Member of the Maryland Senate from the Western Shore district
- In office 1831–1836

Member of the Maryland House of Delegates from the Frederick County district
- In office 1825–1827 Serving with Samuel Barrnes, John C. Cockey, William P. Farquhar, Alexander McIlhenny
- Preceded by: Samuel Barnes, Joseph M. Cromwell, William P. Farquhar, Henry Kemp
- Succeeded by: Nicholas Holtz, David Kemp, Isaac Shriver, Francis Thomas

Personal details
- Born: c. 1789 Libertytown, Maryland, U.S.
- Died: July 18, 1857 Frederick, Maryland, U.S.
- Party: Whig Democratic Know Nothing
- Spouse(s): Sarah Coale Louisa C. Klein
- Children: 16, including Greenberry
- Parent: Francis Brown Sappington (father);
- Relatives: Richard F. Sappington (grandson)
- Occupation: Politician; newspaper editor; farmer;

= Thomas Sappington =

American politician (died 1857)

Thomas Sappington (c. 1789 – July 18, 1857) was an American politician from Maryland. He served as a member of the Maryland House of Delegates and Maryland Senate.

==Early life==
Thomas Sappington was born around 1789 in Libertytown, Maryland, to Ann (née Ridgely or Richelieu) and Francis Brown Sappington. His father was a physician in Libertytown and served as a state delegate. His mother was a relative of Cardinal Richelieu. He was educated in schools in Frederick County.

==Career==
As a young man, Sappington traveled with Mr. Beard to Kentucky to visit his uncle, John Sappington. He settled in Beardstown. While in Kentucky, he served in a cavalry regiment in the War of 1812. He served under William Henry Harrison and was at the Battle of Tippecanoe. After the war, he ran a store in Libertytown with his brother Francis B. for a short time. He also worked as a farmer.

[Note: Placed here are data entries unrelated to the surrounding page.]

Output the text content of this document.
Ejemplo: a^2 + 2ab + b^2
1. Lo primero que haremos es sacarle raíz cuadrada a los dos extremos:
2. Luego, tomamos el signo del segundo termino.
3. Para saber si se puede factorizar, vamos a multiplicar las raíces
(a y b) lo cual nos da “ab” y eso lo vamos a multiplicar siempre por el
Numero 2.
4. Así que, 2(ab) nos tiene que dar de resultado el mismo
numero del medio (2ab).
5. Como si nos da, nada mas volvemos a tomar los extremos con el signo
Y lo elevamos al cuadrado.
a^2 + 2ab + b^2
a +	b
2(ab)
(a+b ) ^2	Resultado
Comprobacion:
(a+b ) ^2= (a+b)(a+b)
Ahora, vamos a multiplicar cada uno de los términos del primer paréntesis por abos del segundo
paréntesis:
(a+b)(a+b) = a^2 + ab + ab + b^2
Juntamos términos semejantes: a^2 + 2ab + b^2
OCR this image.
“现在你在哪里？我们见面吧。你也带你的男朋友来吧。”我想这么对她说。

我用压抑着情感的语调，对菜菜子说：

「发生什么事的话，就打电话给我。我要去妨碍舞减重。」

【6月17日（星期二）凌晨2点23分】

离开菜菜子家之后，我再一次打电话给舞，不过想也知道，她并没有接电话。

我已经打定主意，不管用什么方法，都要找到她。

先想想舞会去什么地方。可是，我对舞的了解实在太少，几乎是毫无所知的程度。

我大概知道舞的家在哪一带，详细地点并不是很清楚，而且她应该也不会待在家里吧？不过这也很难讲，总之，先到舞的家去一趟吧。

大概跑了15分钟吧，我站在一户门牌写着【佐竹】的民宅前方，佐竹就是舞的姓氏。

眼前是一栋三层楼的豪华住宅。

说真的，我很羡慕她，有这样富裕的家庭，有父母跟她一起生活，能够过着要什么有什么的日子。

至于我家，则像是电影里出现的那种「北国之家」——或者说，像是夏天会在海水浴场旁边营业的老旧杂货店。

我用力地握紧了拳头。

Sappington was first a Whig and later became a Democrat. He served as a member of the Maryland House of Delegates, representing Frederick County from 1825 to 1827. He served as a member of the Maryland Senate, representing the Western Shore from 1831 to 1836. He was president and president pro tempore of the senate in 1834. He chaired the 1833 reform convention in Baltimore.

Sappington was appointed as register of wills by Governor Thomas Pratt in 1844 or 1845. He served in that role until 1851. He then was editor of the Frederick Herald for three years. At the time of his death, he was affiliated with the American (Know Nothing) Party.

==Personal life==
Sappington married Sarah Coale, daughter of Richard Cole and sister of James M. Coale. They had nine sons and two daughters, including James, John, Thomas, Henry, Greenberry R., Sidney, Augustus, William Coale, Francis B., Caroline (or Catherine) and Sarah "Sally" R. He later married Louisa (Louise) C. Klein, daughter of Charles S. Klein. They had five sons, Richelieu, Richard D., Wentworth, Francis Brown and George. His son Greenberry served in the Maryland senate. His grandson Richard F. Sappington was a state delegate.

Sappington died on July 18, 1857, in Frederick.